President Trump officially lost the 2020 election, but has still refused to concede. Recently, he just refuses to acknowledge his defeat, so it’s looking like this is the first time there will not be a peaceful transfer of power, which is a violation of the U.S. Constitution. However, we’re all unsure if Trump will be able to find a legal path to claim the 2020 presidency, potentially using the 12th amendment.
It doesn’t seem like Trump will be able to use the 12th amendment, since Joe Biden has won by a high enough margin. There may be some other ways Trump can attempt to steal the election; however, without a tie, as the 12th amendment mandates, it doesn’t seem like the election was close enough for Trump to take the presidency without it being a coup.
The 12th amendment is only in play if there’s a tie.
The 12th amendment to the Constitution, in its simplest terms, mandates that if there is a tie in electoral college votes that the election then is decided by the House of Representatives. While that might sound good for Democrats at first, it actually would not work out that way. Each state delegation in the House would get one vote, and the Republicans actually control more states than the Democrats, even though the Democrats represent more people.
However, this amendment can only be used if there is a tie in the electoral college votes. The electoral college is a system of electors deemed responsible representatives of the people that meet to cast their votes for the president based on the population. However, because of party-drawn county lines and growing populations, these electoral votes tend to not be fully representative of population. For example, a vote in Wyoming is worth 3.18 times as much as a vote in California.
In the 2020 election, none of that matters because Biden won both the popular vote and electoral college. There are 538 electoral college votes, which means either candidate needs just 270 to win. After all the states’ results are officially in as of Nov. 13, Biden has won 306 electoral college votes, meaning Trump won just 232. This is a wide enough margin that there’s not much dispute on who the clear winner is.
Trump can’t use the 12th amendment to steal the election.
Because of the wide margin in electoral college votes (and even wider margin of 6 million popular votes), there’s no path for Trump to use the 12th amendment to steal the election. The 12th amendment would only work if there was a tie, and in this case, there is not. In 2000 in the George W. Bush versus Al Gore election, the results hinged on which way Florida voted, and Bush was ahead by only a slim margin, so it made sense to contest this vote.
However, even this year, Bush was one of the first Republican politicians to come forward and congratulate Biden on his win, even going so far as to say, “The American people can have confidence that this election was fundamentally fair, its integrity will be upheld, and its outcome is clear.”
Trump continues to claim there was “voter fraud,” but a group of officials from multiple election committees overseeing the election have confirmed, “The Nov. 3 election was the most secure in American history. Right now, across the country, election officials are reviewing and double checking the entire election process prior to finalizing the result.”
Trump may try to use other methods to claim the presidency, but it seems they are all fruitless.

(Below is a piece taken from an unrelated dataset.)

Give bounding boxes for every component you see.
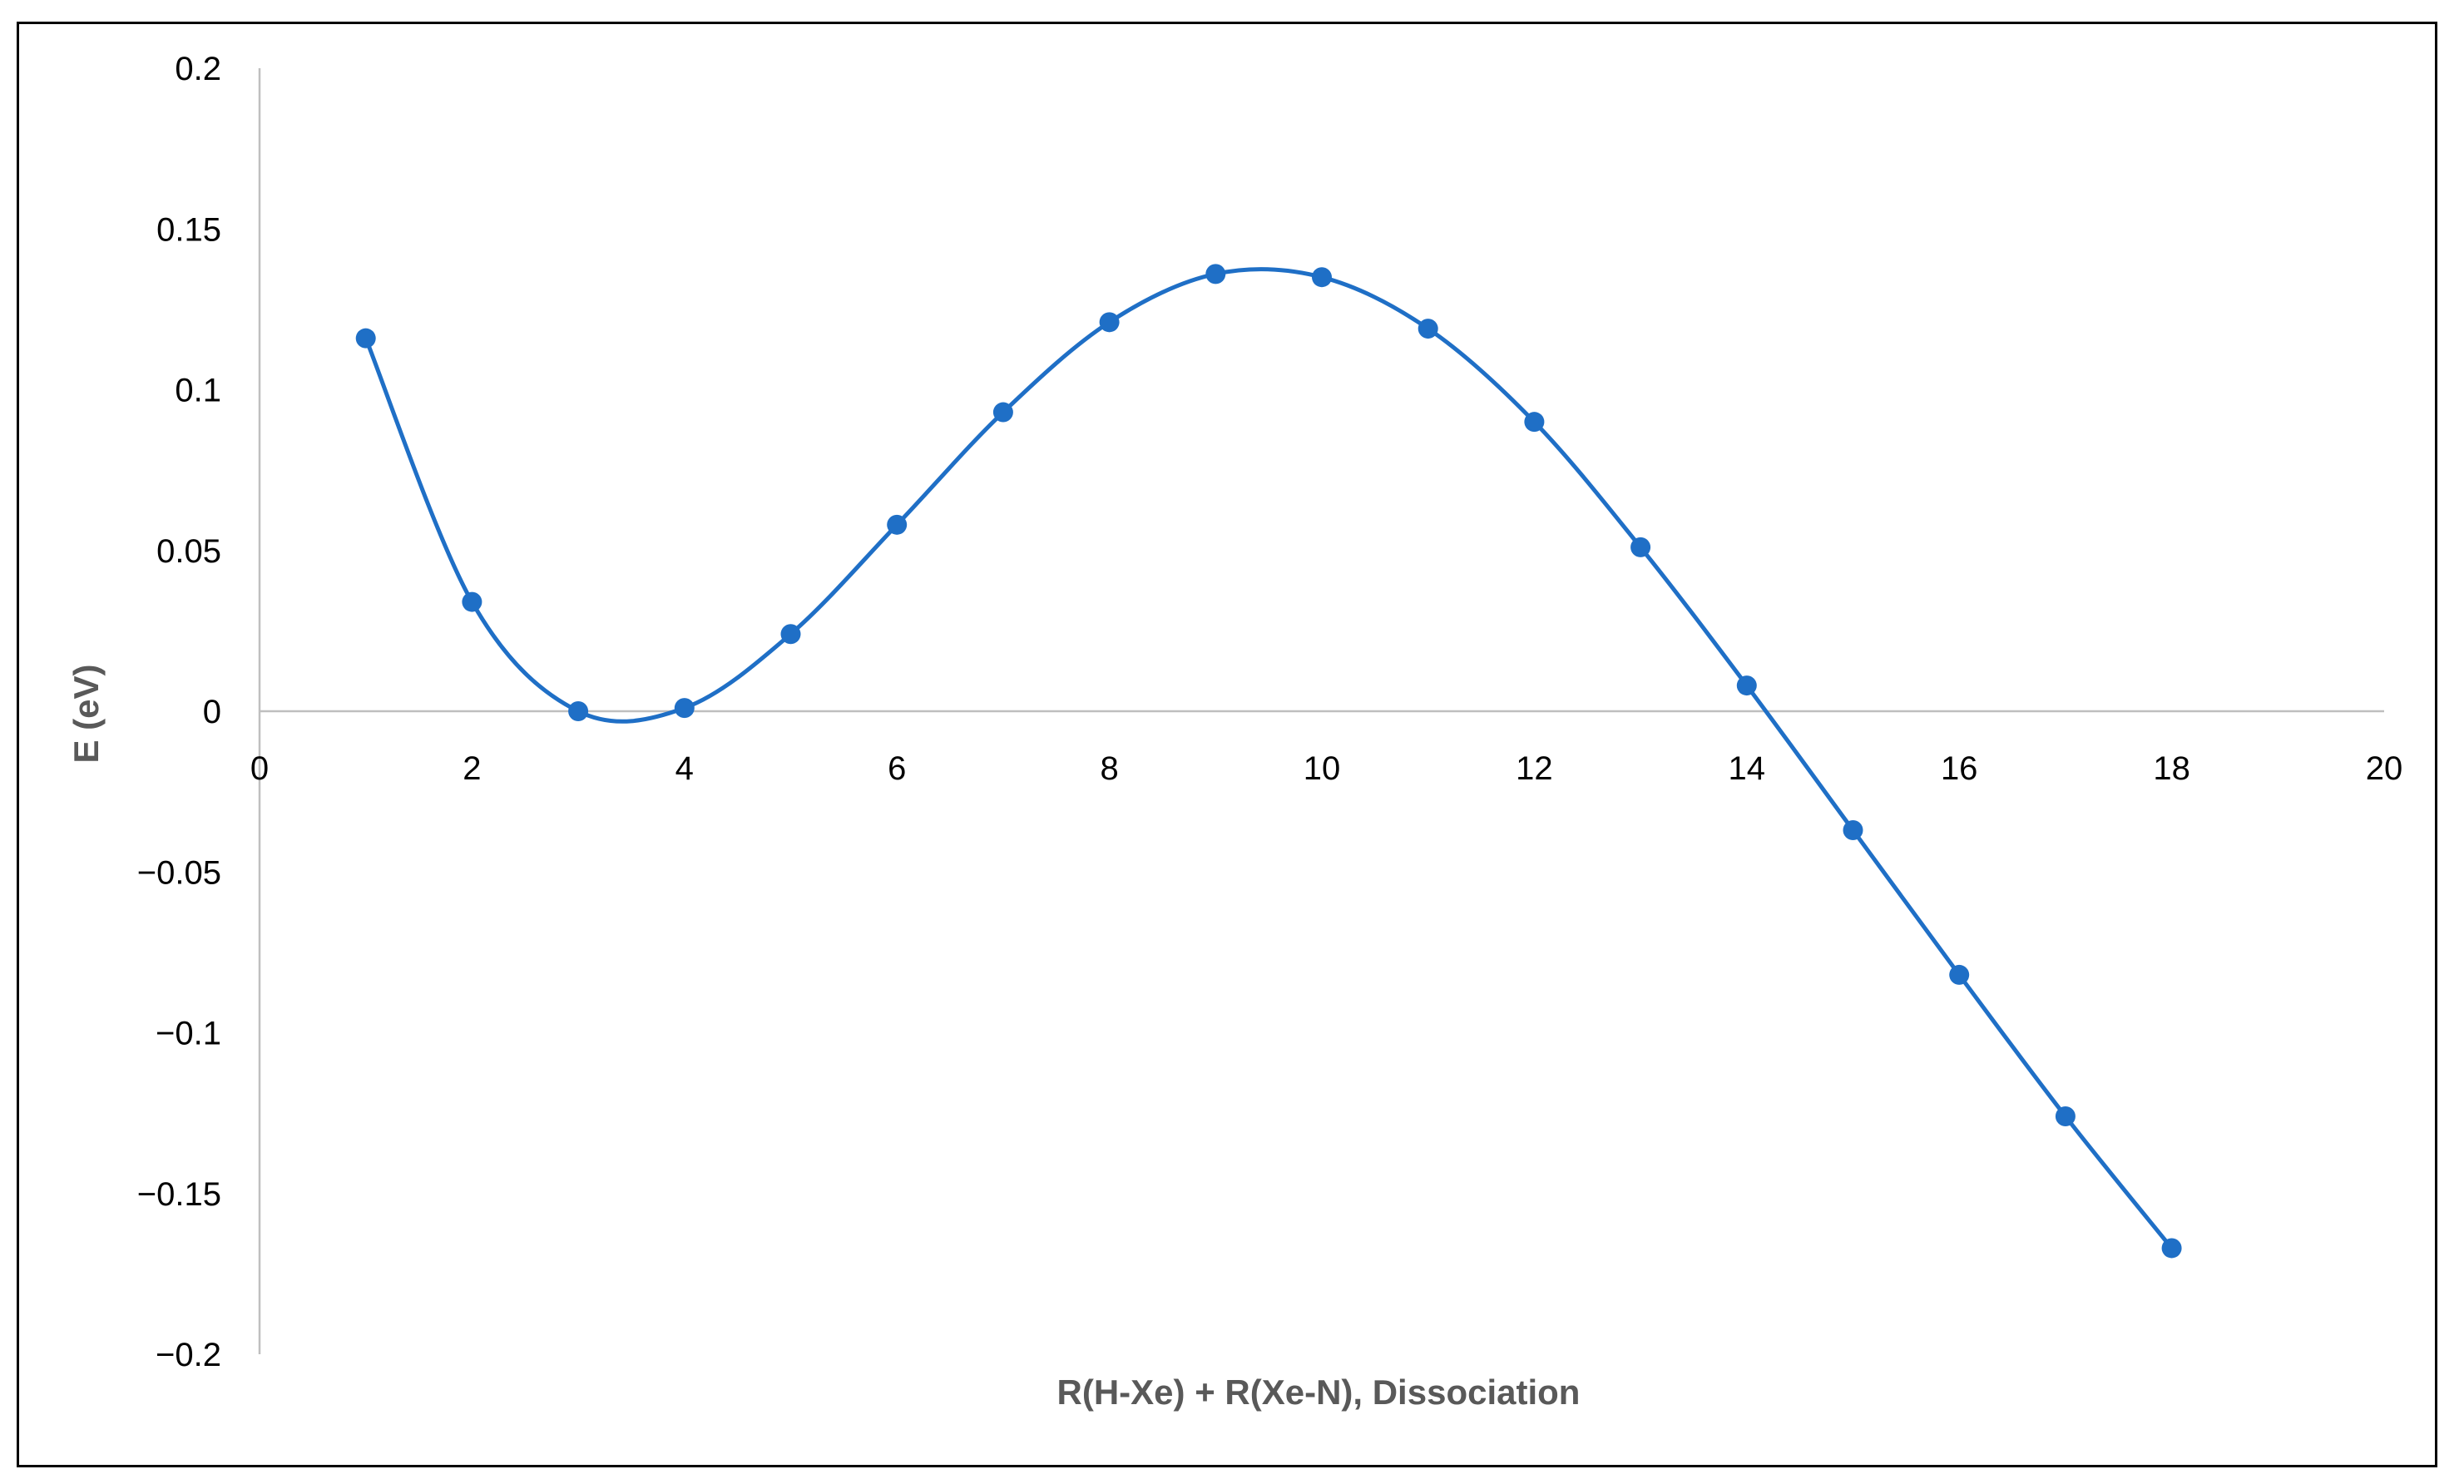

In an Instagram post by the organization Vote Save America, a non-profit voting rights advocacy group, they outline how Trump may try to use various methods to steal the election, but it seems that none carry any weight. Basically, most electors are required by law to vote with their state, and the state legislators do not have a direct role in seating electors.
According to the Constitution, “The terms of the President and Vice President shall end at noon on the 20th day of January ... and the terms of their successors shall then begin.” So if Trump refuses to leave, he will be escorted out of the White House as a trespasser after that time. The Supreme Court is also unable to rule on elections unless there is a tie and damning evidence of meddling in the results, which even Trump’s lawyers have admitted there is none.
So, do we need to be concerned? Well, it’s always concerning when the current president usurps the laws of the Constitution, but we’re not surprised. Trump has not been quiet about his flouting of the law between his tax evasion and attempts to suppress votes.
Why would this instance be any different for Trump? Well, the biggest difference is that there’s a new president coming on board, and whether Trump leaves by choice or by force, there is no way he can legally remain in the White House after Jan. 20.